There is no doubt that districts appreciate the flexibility that these broad field licenses offer, especially given the very real shortage of teachers of many science disciplines.  But the all-purpose science teacher not only masks but perpetuates the STEM crisis—and does so at the expense of students.  There are strategies that districts and states can pursue to improve the pipeline of science teachers—strategies such as UTEACH that use technology, distance learning and alternate routes into STEM fields.  
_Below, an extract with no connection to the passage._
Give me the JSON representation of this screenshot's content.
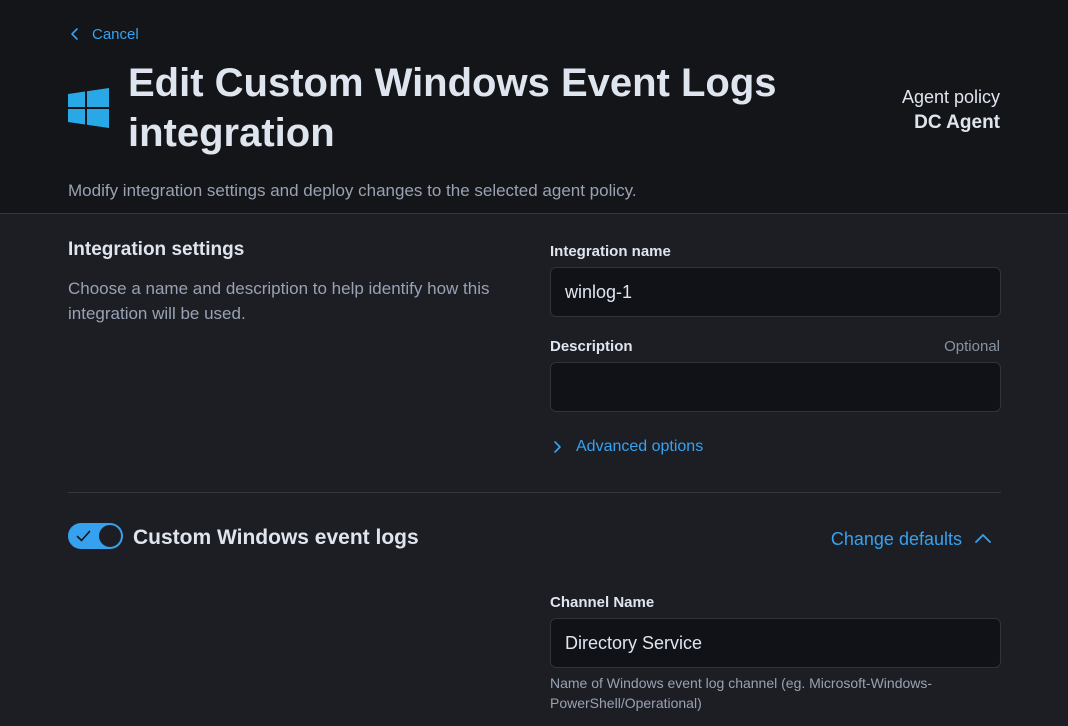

Middle school science teachers must know middle grade-level science.  

Many states require that middle school teachers pass a multiple-subject general knowledge test.  Teacher candidates need only achieve an overall passing score, meaning that  it could be possible to answer most—perhaps all, given the low cut scores in some states—science questions incorrectly and still pass.  Such tests are problematic at the elementary level, as they may mask serious weaknesses in teachers' content knowledge.  But at the middle school level the tests are even more flawed, since teachers may not even be generalists.  Science may be the only subject a middle school teacher teaches, and yet her license offers no assurance that she knows the material she is teaching.  

Research rationale

For an examination of how science teacher preparation positively impacts student achievement, see Goldhaber, D., & Brewer, D. (2000). Does teacher certification matter? High school certification status and student achievement, Educational Evaluation and Policy Analysis, 22, 129-145; Monk, D. (1994). Subject area preparation of secondary mathematics and science teachers and student achievement, Economics of Education Review, 12(2):125-145; Rothman, A., (1969). Teacher characteristics and student learning. Journal of Research in Science Teaching, 6(4), 340-348.  

See also, NCTQ "The All-Purpose Science Teacher: An Analysis of Loopholes in State Requirements for High School Science Teachers."(2010). 

In addition, research studies have demonstrated the positive impact of teacher content knowledge on student achievement.  For example, see D. Goldhaber, "Everyone's Doing It, But What Does Teacher Testing Tell Us About Teacher Effectiveness?" Journal of Human Resources, vol. XLII no.4 (2007).  See also Harris, D., and Sass, T., "Teacher Training, Teacher Quality and Student Achievement". Teacher Quality Research (2007). Evidence can also be found in White, Presely, DeAngelis "Leveling up: Narrowing the teacher academic capital gap in Illinois," Illinois Education Research Council (2008); D. Goldhaber and D. Brewer, "Why Don't Schools and Teachers Seem to Matter? Assessing the impact of Unobservables on Educational Productivity." Journal of Human Resources (1998).